Dans son arrêt, la Cour a déclaré la requête introduite par le gouverneur « recevable et fondée ». Elle a estimé que l’Assemblée provinciale n’avait pas offert à l’intéressé la possibilité de présenter ses moyens de défense avant de voter sa destitution. Considérant cet élément comme une violation manifeste de la Constitution, les juges ont ordonné sa réhabilitation immédiate. La décision sera notifiée aussi bien aux autorités provinciales qu’aux institutions nationales et impose la reprise effective de ses fonctions par Jean-Paul Mbebwa Kapo dans un délai de dix jours.
L’Assemblée provinciale avait reproché au gouverneur une mauvaise gestion d’une subvention de trois millions de dollars américains allouée par le gouvernement central.
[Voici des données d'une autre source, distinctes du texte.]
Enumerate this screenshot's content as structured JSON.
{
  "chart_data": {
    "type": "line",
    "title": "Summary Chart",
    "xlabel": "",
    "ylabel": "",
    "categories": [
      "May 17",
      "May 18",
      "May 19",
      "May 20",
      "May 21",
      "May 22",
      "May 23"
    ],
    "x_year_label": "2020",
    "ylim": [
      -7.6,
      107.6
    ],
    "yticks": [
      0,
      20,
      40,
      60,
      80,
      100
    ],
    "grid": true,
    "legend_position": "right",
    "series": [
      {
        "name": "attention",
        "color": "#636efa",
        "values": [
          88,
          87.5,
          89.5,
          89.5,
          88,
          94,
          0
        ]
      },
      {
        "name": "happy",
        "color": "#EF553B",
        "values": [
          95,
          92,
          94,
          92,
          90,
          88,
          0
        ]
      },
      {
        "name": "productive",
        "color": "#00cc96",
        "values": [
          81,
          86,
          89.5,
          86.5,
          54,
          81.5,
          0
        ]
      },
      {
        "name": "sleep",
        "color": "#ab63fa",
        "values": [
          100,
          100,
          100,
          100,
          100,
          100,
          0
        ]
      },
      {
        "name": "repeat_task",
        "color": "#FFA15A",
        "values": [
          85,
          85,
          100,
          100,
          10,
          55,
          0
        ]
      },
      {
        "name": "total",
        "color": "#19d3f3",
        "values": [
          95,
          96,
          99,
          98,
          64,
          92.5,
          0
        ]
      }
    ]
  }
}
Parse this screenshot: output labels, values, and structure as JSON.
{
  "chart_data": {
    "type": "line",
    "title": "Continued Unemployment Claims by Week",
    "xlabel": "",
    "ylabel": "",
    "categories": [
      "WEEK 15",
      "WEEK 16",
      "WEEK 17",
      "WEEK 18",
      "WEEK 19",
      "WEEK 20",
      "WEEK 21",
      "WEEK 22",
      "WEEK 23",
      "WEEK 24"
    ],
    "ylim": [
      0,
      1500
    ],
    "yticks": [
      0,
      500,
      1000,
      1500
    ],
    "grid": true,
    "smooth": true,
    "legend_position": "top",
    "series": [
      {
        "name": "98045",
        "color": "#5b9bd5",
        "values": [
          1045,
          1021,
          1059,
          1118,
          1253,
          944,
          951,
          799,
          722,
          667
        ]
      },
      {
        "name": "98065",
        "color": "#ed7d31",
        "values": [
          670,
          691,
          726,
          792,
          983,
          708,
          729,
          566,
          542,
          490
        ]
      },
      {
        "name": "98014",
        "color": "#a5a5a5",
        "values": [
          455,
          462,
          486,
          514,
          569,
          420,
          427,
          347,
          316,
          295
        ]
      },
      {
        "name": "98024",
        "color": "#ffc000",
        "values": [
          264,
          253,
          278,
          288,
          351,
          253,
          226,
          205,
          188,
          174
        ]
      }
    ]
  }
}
Cette enveloppe devait servir notamment à l’acquisition de véhicules pour l’exécutif provincial et au financement de certaines dépenses de fonctionnement. Ces accusations avaient conduit à la mise en accusation de Mbebwa et à son éviction par les élus provinciaux.
Sa réhabilitation pourrait raviver les tensions politiques au sein du Kasaï-Oriental, où ses adversaires l’accusent de dérives dans la gestion de la province. Ses partisans, en revanche, saluent une victoire de la justice et dénoncent une « cabale politique » orchestrée par ses détracteurs. Pour l’heure, l’opinion attend de voir si l’Assemblée provinciale se conformera à la décision de la Cour constitutionnelle, considérée comme définitive et sans recours.